The Role of Data, Machine Learning, and Supply Chain Interdependencies in Implementing Connected Packaging Solutions for Enhanced Supply Chain Efficiency

Abstract

The complex SCM method combines several elements, which include demand forecasting alongside inventory management and supplier selection, and risk mitigation procedures. Artificial Intelligence integration with Supply Chain Management shows the potential to boost operational effectiveness while upgrading decision systems and minimization of operational safety threats. The study aims to investigate and apply AI methods to SCM for efficiency improvement, decision-making aids, and operational risk mitigation, using novel computational tools such as predictive and optimization models. This study proposes an integrated methodology for demand forecasting, late delivery risk prediction, and delivery status classification to enhance decision-making in SCM. The "DataCo Smart Supply Chain for Big Data Analysis"(DataCo Smart Supply Chain for Big Data Analysis Dataset, no date) dataset is used, which is sourced from Kaggle.

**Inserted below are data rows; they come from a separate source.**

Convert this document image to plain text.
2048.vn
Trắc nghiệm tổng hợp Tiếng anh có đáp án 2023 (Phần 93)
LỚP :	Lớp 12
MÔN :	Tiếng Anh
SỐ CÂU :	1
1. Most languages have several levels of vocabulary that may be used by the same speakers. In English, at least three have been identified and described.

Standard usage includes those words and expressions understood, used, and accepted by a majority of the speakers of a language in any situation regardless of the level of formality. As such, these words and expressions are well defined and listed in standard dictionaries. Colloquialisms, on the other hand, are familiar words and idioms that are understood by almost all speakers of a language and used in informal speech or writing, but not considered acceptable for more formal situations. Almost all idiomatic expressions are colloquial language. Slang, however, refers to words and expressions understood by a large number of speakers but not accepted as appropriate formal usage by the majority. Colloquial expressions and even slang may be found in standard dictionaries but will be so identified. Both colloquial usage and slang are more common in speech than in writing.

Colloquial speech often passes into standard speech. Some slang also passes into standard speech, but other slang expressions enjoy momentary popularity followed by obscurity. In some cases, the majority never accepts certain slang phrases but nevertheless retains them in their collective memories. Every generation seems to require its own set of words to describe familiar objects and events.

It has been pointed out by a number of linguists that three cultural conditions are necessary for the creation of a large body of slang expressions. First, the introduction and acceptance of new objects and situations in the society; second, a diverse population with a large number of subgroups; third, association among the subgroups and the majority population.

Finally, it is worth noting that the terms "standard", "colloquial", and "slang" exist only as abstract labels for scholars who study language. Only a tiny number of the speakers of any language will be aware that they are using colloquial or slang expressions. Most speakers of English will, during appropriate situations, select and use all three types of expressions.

The key preprocessing steps included missing data handling, datetime transformation, feature engineering, and variable encoding. Time series forecasting using Prophet was applied to weekly aggregated order data, while classification tasks utilized AdaBoost, Cat Boost, and MLP models. Feature importance analysis and SMOTE were employed to enhance model accuracy and address data imbalance. Model performance was evaluated using MAE, MSE, RMSE, accuracy, recall, precision, and F1 score. The proposed machine learning models demonstrated high effectiveness in optimizing key supply chain tasks. For delivery status prediction, advanced models such as AdaBoost, Cat Boost, and MLP achieved exceptional AUC scores, with Cat Boost and MLP reaching 100%. In late delivery risk prediction, these models consistently delivered strong performance, achieving AUC values above 97%. For demand forecasting, the Prophet model achieved the lowest error rates with an MAE of 0.1391 and an RMSE of 0.1612. These findings demonstrate that deep learning and ensemble methods significantly improve SCM decision-making in terms of accuracy, efficiency, and predictive power.